1月14日、京都市上京区の「冷泉家住宅」。袿袴を纏い、おすべらかしを結った女性が、独特の美しい抑揚とともに、今年初めの歌会のお題を告げる。こうして、年頭恒例の「歌会始」が厳かに幕を開けた。

 

「歌聖」と謳われた公卿・藤原俊成と藤原定家父子から連なる歌道宗家・冷泉家。京都御所と同志社大学のキャンパスに挟まれた“陸の孤島”のようなその住まい、冷泉家住宅は、わが国で唯一、完全な形で現存する公家屋敷だ。

 

この日、集まった約70人の門人に、歌会の段取りを説明していたのは冷泉貴実子さん(71)。和歌のお題を決めるなど、会全体を取り仕切る彼女こそが、平安の美を守り伝えてきた冷泉家の末裔。先代・為任さん(’86年没、享年72)の長女で、婿養子に入った貴実子さんの夫・為人さん(74)が現在の当主を務めている。

 

いまでは美しい庭も「子ども時代は人手もお金も足りず荒れ放題、ジャングルみたいでしたわ」と貴実子さんは笑う。

 

〈さゆる風、去年となりけり 春立ちて かすみたなひく みとり萌ゆ野辺〉

 

歌会始では、貴実子さんの和歌も、袿袴姿の女性が節をつけて詠み上げた。

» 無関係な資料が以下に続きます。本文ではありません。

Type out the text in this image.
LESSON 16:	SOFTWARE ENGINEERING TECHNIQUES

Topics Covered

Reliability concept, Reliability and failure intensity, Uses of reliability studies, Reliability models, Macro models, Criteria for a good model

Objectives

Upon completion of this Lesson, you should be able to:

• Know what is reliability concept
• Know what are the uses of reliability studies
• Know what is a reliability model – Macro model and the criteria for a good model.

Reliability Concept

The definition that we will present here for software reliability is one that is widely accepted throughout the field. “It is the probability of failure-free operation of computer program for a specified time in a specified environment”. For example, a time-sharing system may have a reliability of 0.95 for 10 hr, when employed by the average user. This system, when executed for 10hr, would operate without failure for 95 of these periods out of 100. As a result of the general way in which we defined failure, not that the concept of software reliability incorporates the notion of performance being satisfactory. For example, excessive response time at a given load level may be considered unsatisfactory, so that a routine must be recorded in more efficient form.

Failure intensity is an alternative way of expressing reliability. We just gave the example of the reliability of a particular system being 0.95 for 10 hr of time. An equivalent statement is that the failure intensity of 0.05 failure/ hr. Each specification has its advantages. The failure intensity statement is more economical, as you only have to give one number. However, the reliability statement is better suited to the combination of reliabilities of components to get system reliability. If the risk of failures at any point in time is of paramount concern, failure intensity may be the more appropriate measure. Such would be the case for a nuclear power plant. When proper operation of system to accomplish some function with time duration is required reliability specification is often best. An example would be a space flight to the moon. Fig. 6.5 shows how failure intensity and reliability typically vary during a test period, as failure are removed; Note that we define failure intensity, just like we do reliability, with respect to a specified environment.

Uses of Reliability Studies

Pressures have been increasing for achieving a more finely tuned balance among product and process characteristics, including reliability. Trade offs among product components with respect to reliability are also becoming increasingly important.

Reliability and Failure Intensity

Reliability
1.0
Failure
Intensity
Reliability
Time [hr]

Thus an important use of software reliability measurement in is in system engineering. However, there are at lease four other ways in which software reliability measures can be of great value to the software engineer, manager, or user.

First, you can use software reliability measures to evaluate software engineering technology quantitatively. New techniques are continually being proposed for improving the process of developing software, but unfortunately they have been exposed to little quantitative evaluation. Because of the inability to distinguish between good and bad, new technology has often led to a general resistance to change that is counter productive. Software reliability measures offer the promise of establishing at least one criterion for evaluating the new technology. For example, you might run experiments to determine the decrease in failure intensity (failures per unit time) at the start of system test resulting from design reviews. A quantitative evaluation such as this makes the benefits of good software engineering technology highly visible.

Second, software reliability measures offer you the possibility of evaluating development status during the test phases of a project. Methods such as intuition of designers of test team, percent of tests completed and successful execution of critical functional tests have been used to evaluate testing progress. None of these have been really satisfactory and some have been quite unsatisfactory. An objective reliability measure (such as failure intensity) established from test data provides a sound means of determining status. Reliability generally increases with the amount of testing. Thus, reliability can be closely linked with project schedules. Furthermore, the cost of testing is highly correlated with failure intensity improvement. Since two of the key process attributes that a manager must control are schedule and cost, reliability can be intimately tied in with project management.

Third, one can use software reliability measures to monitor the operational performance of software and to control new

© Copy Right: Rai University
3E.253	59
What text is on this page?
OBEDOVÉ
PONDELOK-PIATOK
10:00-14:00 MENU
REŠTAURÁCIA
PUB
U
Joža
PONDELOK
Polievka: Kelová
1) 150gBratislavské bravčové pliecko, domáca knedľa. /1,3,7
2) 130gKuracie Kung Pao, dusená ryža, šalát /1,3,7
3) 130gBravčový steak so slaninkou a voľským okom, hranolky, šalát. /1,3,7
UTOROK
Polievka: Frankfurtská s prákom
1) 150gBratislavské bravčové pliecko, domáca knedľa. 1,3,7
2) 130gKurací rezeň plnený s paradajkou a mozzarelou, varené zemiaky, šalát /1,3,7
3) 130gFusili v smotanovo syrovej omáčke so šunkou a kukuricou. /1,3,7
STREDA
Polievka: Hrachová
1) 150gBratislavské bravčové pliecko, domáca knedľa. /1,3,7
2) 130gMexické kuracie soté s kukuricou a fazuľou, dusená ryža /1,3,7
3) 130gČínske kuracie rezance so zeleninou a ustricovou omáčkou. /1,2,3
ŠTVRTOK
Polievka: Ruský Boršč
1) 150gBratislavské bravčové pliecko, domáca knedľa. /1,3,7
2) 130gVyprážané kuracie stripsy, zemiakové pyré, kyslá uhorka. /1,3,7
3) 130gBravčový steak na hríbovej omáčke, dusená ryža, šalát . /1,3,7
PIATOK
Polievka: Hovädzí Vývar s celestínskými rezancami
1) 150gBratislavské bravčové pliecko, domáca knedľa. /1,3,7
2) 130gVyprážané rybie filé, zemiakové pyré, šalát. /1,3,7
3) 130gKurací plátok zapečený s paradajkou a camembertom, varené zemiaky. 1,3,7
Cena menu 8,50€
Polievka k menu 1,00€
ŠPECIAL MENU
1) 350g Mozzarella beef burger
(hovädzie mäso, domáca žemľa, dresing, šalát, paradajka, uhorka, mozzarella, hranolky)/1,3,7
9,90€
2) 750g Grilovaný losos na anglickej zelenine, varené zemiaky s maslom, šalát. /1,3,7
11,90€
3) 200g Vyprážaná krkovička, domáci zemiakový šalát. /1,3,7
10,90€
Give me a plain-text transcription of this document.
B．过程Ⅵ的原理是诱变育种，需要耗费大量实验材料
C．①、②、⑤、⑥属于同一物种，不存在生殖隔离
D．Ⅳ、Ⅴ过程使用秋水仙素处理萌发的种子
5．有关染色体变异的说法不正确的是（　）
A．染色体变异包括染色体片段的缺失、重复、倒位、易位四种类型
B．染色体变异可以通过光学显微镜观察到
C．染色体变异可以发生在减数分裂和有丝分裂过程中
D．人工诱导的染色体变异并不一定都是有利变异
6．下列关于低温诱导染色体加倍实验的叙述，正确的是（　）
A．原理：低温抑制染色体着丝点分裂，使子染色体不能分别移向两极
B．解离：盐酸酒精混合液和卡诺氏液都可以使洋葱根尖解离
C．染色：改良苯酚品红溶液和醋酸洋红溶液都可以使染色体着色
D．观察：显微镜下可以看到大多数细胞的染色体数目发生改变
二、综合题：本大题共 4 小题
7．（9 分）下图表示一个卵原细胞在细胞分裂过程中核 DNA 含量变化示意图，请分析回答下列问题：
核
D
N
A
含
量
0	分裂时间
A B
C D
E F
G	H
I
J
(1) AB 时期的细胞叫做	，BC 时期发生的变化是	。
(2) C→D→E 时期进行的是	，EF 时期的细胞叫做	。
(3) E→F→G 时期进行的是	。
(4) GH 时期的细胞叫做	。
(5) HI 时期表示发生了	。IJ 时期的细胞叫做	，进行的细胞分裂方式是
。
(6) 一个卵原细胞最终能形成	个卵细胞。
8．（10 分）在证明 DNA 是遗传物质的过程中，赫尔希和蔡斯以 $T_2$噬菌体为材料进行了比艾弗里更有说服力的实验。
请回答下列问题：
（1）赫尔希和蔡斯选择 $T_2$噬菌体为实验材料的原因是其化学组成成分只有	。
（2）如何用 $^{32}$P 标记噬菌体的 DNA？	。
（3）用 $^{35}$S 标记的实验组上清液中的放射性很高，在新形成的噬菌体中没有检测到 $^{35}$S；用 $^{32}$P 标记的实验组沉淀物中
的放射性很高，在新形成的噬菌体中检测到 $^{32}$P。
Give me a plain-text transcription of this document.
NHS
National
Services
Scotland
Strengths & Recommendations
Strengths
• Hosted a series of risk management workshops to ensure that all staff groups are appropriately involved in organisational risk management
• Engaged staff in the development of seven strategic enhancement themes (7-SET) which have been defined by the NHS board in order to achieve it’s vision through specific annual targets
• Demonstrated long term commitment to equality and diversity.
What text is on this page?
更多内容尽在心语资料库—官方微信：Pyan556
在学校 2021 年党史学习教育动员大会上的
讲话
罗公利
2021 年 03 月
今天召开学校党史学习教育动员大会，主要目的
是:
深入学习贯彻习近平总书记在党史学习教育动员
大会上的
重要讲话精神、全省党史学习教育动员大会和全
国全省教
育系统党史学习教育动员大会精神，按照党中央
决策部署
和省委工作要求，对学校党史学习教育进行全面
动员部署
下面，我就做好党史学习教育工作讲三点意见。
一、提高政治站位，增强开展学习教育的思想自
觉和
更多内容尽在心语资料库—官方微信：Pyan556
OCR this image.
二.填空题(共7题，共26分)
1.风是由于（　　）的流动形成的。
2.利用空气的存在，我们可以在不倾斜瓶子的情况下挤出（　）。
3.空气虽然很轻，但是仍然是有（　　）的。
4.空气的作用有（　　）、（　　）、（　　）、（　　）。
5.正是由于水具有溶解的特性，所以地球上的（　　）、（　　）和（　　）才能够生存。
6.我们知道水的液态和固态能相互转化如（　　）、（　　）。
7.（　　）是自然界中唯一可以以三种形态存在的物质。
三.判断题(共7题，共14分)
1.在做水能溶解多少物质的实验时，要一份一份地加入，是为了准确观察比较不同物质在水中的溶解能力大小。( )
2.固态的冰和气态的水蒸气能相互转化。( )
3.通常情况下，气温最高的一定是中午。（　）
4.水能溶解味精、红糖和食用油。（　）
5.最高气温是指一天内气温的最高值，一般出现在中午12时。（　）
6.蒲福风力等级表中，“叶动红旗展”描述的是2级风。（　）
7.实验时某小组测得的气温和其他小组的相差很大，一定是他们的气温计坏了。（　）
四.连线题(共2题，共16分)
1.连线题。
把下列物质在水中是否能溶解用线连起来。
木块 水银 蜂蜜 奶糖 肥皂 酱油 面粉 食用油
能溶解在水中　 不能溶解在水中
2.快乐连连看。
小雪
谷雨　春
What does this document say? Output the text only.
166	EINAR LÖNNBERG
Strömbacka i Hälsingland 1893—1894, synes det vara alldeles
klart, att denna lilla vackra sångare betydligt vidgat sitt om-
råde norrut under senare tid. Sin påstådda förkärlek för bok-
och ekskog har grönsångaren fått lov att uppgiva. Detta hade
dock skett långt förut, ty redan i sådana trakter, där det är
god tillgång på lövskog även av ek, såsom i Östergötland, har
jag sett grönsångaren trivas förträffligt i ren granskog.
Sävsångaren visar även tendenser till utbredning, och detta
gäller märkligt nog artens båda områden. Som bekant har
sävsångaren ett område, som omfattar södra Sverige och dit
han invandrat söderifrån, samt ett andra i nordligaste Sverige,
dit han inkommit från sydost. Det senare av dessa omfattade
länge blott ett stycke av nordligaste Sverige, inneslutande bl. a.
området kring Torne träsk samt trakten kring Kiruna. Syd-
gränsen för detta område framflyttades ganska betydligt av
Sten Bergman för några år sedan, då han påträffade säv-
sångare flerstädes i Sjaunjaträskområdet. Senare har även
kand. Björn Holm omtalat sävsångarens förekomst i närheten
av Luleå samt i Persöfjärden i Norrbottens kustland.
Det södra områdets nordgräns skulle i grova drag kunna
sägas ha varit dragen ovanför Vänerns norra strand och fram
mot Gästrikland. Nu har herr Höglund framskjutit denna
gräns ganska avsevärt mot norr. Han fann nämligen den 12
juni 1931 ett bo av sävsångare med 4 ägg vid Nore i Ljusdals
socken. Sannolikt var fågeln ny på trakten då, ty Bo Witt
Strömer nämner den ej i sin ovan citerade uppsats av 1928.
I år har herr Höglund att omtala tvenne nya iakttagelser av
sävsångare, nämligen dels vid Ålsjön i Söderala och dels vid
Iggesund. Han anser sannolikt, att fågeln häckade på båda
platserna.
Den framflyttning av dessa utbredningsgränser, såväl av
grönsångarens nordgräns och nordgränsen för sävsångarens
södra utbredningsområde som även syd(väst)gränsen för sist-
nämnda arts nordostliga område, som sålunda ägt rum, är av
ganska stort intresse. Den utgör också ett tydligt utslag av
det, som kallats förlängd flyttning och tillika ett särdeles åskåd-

すぐそばには、烏帽子に狩衣という冷泉家に受け継がれてきた公家の装束を身にまとった当主・為人さんの姿があった。

 

兵庫県稲美町出身で、近世絵画史が専門の研究者だった為人さんは、’84年に貴実子さんと結婚したことで突如、伝統文化の継承者となった。歌会後のインタビュー。為人さんは「ホンマ、えらいとこに養子に来てしもうたと、何度も思いましたわ」と笑った。

 

「私が為人になってからの大仕事が、平成の大修理と呼んでいる、7年がかりの冷泉家住宅の解体修理と、定家が遺した『明日記』の修理修復でした。その両方で、全部で10億円ほどのお金が要りました。ところが、冷泉の家の人いうのは、俊成さん定家さんから連なる800年のプライドが、やっぱりすごいあって。人にものを頼むということを、ようしないんですわ」

 

夫の横で、貴実子さんはばつが悪そうに何度もうなずき、「そう、自分の家のためにね、『お金出して』いうのは、言いにくいんよ」と話す。

 

「そこへいくと私の場合、古い友人に寄付お願いをするときも『僕の家のためやない、日本の宝のためや。それやったらきみ、お金出してくれるやろう』と。そういうのは貴実子はもちろん、先代も義母さんもよう言われへん。よそから来た養子の私だから、そんなふうなこともできたと思うと、何が幸いするかわからへんね」

 

こう言って、胸を張った夫に、貴実子さんは頭を深々と下げた。

 

「もし、この人がいなくて私1人やったら、この家、よう守ってきいひんかったと思います。だから、ホンマ感謝しています」

 

そして、顔を上げた貴実子さんは新たな時代への思いを、力強く語った。

 

「800年、先祖が守り抜いた日本の文化を、この先また800年、伝えていきたい、そう思うています」

 

藤原定家の孫、冷泉為相に始まる冷泉家。この平成の世に、定家の歌をつなぐのは、もうこの家だけだ。貴実子さんと為人さんはいま平成の次の世に定家の歌をつなごうとしている。自分たちが守ってきたものへの誇りと、夫婦愛を原動力にして--。